Il capo del satellizio annuì convinto e riprese a camminare, raggiungendo l’edificio delle Prigioni nuove. L’umor nero per essersi fatto sfuggire la contessa da sotto il naso era compensato solamente da una cosa: l’uomo che avevano acciuffato dopo il ricevimento. L’ospite che dalla sera precedente occupava la cella dei Piombi in cui erano diretti.
«Comunque, in fin dei conti avevamo ragione», aggiunse il capitano, avvicinandosi alla guardiola. La luce scarseggiava e l’unica illuminazione era data dalle torce ardenti alle pareti. Ne afferrò una e la issò davanti a sé, facendo strada. «La contessa è il mandante ideale di tutti delitti; dopo quanto le abbiamo visto fare per proteggere quella pietra, la nostra ipotesi parrebbe confermata…».
Voltarono l’angolo e si trovarono di fronte alle celle. Erano protette da un’imponente rete di sbarre e piene di ospiti dall’aspetto miserando. Stavano tutti immobili, coricati su pagliericci smunti o poggiati alle pareti per difendersi dal caldo asfissiante. Nonostante le Prigioni nuove fossero state costruite per migliorare le condizioni di vita dei prigionieri, i miasmi d’urina e sudore erano al limite del sopportabile.

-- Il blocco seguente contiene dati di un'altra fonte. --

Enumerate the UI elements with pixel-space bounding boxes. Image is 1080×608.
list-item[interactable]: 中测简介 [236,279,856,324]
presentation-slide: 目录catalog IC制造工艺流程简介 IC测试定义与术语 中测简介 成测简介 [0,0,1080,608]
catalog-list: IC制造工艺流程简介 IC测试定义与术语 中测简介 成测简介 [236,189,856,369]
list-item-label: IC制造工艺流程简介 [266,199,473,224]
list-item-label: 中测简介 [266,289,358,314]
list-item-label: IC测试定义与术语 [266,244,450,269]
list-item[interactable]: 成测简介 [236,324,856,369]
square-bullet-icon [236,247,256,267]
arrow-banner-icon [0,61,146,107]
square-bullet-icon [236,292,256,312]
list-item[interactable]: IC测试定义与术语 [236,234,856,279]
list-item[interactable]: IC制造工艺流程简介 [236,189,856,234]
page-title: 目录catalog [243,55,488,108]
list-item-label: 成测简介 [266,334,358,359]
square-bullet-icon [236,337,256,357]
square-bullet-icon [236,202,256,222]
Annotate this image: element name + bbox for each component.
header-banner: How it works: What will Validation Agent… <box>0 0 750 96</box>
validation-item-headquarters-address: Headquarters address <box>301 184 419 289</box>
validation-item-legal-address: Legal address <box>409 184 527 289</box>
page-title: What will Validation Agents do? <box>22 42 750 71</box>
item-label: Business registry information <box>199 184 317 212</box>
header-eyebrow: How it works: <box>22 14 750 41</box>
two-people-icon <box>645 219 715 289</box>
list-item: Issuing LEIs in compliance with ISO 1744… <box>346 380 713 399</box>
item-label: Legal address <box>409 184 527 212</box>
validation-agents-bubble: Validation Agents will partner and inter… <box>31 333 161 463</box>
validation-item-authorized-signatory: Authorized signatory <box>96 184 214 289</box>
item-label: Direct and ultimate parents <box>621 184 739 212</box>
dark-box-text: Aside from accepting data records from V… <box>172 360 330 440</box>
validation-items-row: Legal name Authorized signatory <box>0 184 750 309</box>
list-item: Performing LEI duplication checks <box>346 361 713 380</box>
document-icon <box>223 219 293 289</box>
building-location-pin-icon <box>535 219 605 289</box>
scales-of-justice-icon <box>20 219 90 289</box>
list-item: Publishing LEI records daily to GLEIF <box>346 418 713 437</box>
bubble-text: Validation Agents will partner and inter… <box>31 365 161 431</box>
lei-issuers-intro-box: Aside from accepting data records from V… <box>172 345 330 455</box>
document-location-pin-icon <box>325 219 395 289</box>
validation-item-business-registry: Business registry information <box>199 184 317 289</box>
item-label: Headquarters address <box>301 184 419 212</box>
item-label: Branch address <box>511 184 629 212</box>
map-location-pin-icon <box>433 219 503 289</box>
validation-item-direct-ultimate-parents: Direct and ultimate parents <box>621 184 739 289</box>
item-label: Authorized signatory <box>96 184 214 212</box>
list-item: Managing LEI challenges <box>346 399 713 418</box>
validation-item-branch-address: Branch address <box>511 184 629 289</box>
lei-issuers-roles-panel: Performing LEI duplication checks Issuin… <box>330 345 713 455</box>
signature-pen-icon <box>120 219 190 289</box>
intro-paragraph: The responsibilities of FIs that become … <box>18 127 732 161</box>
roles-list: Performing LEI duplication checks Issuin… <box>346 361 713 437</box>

«A questo punto capire cos’ha di tanto speciale quella pietra alchemica diventa di fondamentale importanza», concluse Mellan.
«Lui credo sia la persona giusta per aiutarci a capirlo. Eccoci, siamo arrivati». Van Axel si fermò a metà del corridoio di fronte alle possenti sbarre. Alzò la torcia per illuminare l’interno della cella e i prigionieri sgattaiolarono via come topi, proteggendosi i volti con le braccia. Tutti tranne uno.
«Francesco Grimaldi», esclamò Mellan, con tono stentoreo. «Alzatevi».